“After all this time, why do I still need care?”

Great day, New Day

This week I want to address a perfectly reasonable question about care that we sometimes may ask ourselves. If this care is so great, won’t there come a point when I “don’t need it anymore?”

It’s an unhealthy world

According to Donny Epstein, creator of Network Care and SRI, 90 percent of the world is in a stage 1 or stage 2 experience 90 percent of the time. That means that when you leave New Day, the people and situations you encounter may not be as uplifting as you would like.

Even though as you continue in care and you have a greater and greater capacity to positively affect those around you and improve important aspects your daily life, the world can still be a triggering place for our nervous systems.

Consider working out as an analogy. As long as we live in a world where sitting is our primary activity (sitting is the new smoking, by the way), where pizza and cake are our treats and rewards, and where the most activity we may get in a day is walking up the stairs to our condos, we will always need to work out.

Working out is the antidote to the horribly unhealthy culture we were born into. Similarly, your care is there to help counteract a world that is merciless on our spines. As long as you are living in that world, you are likely to want care for your spine.

You’re evolving

But unlike the analogy of working out just to maintain your health, you are actually getting better. Even when we find ourselves triggered and in pain in ways reminiscent of what originally brought us to care in the first place, we are different now than we were then. We have perspective.

Even when things get bad now, we know what’s on the other side of it. And besides, things probably never get as bad now as they used to seem to because our standards have gone up. We aren’t willing to accept what used to be “normal” to us.

Back to the analogy of working out. Let’s say you started working out mainly to burn the calories you ate and drank the night before.  This goes on for a time, but eventually you’re getting healthier and you start to realize that working out isn’t just for burning calories. It’s for challenging yourself, doing different types of workouts, and trying to get better.

Your relationship to the care is changing as you get healthier. Allow it to continue to evolve. It may no longer make sense to think of care as what makes your pain go away. You are starting to notice other things your care is helping you with, and using your care accordingly.

Your “best self” keeps improving

As you continue to evolve and change, so does the way you use care. If getting out of pain used to be your mode of operation, you’re now able to sense the other ways the care is helping you.

Again, back to the analogy of working out. Let’s say you’ve been working out for years and it’s part of your life.  You notice that working out helps turn your mood around on your bad days.  You notice that working out on your good days makes you feel fantastic!  Now, fantastic is what you’re going for, not just tolerable or good.

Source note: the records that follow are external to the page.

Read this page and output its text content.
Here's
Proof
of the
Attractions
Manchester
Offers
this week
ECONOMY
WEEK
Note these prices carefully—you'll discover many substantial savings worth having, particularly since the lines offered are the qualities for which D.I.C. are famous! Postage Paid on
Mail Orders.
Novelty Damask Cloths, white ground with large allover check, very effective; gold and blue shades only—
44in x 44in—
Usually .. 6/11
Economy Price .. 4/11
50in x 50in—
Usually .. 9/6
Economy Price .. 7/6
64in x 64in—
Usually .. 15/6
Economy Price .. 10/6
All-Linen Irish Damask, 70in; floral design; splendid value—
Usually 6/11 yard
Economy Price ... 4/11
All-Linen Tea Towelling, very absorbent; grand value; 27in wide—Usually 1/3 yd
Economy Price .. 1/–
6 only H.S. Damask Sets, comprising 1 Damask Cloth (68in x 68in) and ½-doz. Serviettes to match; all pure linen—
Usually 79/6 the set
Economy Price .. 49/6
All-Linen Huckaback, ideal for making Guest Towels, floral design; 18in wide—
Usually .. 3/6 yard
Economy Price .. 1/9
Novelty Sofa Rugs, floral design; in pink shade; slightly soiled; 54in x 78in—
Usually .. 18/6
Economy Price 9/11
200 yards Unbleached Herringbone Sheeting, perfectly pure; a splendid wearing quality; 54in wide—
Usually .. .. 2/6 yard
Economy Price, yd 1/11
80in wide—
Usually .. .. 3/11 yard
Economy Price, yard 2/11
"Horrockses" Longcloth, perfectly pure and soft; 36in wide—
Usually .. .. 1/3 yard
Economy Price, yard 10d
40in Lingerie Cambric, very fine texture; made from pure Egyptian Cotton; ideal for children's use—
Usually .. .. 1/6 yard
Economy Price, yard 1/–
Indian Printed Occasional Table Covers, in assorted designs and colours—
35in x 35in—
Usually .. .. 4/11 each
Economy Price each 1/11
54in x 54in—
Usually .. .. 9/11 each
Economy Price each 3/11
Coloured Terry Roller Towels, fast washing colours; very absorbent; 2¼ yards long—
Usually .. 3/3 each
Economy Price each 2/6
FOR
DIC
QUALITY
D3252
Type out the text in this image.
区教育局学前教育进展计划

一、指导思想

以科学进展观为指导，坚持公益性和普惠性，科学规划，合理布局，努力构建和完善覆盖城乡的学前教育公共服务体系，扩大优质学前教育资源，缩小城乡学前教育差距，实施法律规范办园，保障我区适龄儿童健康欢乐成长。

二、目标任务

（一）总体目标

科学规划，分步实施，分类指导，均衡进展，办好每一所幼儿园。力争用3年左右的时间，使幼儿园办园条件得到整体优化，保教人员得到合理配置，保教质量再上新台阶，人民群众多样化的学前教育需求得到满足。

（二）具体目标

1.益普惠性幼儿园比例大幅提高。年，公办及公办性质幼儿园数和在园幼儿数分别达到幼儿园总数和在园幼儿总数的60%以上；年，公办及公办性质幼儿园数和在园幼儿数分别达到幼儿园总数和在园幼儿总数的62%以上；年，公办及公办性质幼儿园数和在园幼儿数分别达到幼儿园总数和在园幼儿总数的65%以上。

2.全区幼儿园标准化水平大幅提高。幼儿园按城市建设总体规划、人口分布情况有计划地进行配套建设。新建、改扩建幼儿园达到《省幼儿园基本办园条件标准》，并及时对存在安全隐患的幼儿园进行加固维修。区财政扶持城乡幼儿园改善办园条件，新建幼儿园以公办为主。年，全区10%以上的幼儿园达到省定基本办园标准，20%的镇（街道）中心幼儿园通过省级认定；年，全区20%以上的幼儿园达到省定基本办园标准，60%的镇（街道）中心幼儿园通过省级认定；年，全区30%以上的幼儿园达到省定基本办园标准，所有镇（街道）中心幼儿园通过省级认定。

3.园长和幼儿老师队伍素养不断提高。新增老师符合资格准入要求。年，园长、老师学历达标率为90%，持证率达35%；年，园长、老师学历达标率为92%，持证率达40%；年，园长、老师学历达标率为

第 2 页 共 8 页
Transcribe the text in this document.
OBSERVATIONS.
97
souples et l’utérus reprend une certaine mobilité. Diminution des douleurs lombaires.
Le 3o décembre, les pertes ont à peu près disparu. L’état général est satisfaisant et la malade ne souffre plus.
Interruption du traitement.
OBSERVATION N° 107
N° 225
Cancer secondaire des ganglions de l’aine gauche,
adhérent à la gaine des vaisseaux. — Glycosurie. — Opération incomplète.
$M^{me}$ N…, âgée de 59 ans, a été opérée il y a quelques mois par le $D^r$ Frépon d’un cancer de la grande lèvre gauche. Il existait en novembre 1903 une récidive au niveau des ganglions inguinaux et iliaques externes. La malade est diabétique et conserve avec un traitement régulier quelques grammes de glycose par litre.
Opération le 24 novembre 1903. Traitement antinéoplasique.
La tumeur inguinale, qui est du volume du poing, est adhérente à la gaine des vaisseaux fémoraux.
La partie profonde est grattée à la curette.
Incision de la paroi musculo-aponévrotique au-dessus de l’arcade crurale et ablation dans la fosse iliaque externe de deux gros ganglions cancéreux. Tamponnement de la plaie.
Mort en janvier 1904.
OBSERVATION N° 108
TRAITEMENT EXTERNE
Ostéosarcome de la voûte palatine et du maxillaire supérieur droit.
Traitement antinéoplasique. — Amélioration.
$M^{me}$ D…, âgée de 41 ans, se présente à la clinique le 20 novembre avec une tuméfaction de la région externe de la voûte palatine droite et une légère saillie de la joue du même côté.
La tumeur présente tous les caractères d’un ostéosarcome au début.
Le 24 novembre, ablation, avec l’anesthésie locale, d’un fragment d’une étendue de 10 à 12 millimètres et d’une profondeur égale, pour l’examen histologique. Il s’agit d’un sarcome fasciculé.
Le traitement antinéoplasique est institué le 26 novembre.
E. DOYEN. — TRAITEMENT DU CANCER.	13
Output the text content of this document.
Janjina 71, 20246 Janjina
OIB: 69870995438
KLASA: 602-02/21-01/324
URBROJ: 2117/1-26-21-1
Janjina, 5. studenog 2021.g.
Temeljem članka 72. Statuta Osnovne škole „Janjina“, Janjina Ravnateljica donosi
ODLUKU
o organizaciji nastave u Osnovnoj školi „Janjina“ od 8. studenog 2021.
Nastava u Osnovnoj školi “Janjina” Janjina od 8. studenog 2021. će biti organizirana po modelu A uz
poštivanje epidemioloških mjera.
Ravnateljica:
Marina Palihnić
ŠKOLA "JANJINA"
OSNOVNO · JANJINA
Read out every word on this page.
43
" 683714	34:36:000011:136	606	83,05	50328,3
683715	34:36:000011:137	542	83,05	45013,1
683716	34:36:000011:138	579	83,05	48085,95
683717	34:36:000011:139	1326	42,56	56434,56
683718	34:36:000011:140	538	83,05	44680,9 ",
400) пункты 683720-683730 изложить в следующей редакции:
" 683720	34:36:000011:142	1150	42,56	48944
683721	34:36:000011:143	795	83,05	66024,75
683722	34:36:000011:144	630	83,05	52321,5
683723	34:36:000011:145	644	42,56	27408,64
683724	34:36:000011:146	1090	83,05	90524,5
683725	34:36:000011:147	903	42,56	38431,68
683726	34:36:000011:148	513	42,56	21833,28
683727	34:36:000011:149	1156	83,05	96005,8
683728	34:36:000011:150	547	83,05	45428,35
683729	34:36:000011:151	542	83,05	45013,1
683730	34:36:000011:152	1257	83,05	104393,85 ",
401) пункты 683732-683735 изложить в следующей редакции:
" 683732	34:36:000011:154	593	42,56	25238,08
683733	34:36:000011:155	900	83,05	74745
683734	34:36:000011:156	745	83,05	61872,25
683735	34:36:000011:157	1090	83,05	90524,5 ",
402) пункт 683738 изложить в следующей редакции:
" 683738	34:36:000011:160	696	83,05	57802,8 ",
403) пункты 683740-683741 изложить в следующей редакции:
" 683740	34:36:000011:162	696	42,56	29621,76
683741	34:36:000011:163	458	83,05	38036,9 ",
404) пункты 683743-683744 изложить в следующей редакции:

Network Care has a methodology for helping you evolve no matter where you’re at. Something doesn’t have to be “wrong” to engage in healing. Healing is something we do to optimize our health and maximize our experience in life.  In fact, when we feel good and like “nothing’s wrong,” Network Care is one of the best things there is to help you raise your standards.

Why we continue our care

When Donny Epstein wrote the 12 Stages of Healing he conceptualized Stage 2 as that “all or nothing,” dualistic kind of energy. In Stage 2 we tend to feel we are either broken or fixed, getting better or getting worse, things are working or not working.

Why am I explaining this? Because everything about our modern culture promotes a stage 2 experience.  We try something for a little while, think its great, and then we get bored and quit. Rinse and repeat. It would be difficult to avoid falling into this way of looking at things at least every once in a while, no matter how much care we are getting.

By breaking down the stages in the healing process and having specific ways to work with each stage, Network Care gives us the possibility for a breakthrough in this limiting belief. The practice of getting care over time opens us to the concept that although there may be ups and downs, we can be always evolving. And guess what? This breakthrough carries through to the rest of your life too.

Care is something you may do for many reasons, and those reasons may change over time. When we choose to continue care because of how it makes us feel and the richness it brings to our lives, we are in a truly empowered state.

Katie Ray

Katie Ray

Great day to you! I’m Dr. Katie Ray, founder of and chiropractor at New Day. Network Spinal™ changed my life–or I wouldn’t be writing to you about this right now!–and, 10 years since my introduction to this care, I remain an enthusiastic advocate and consumer.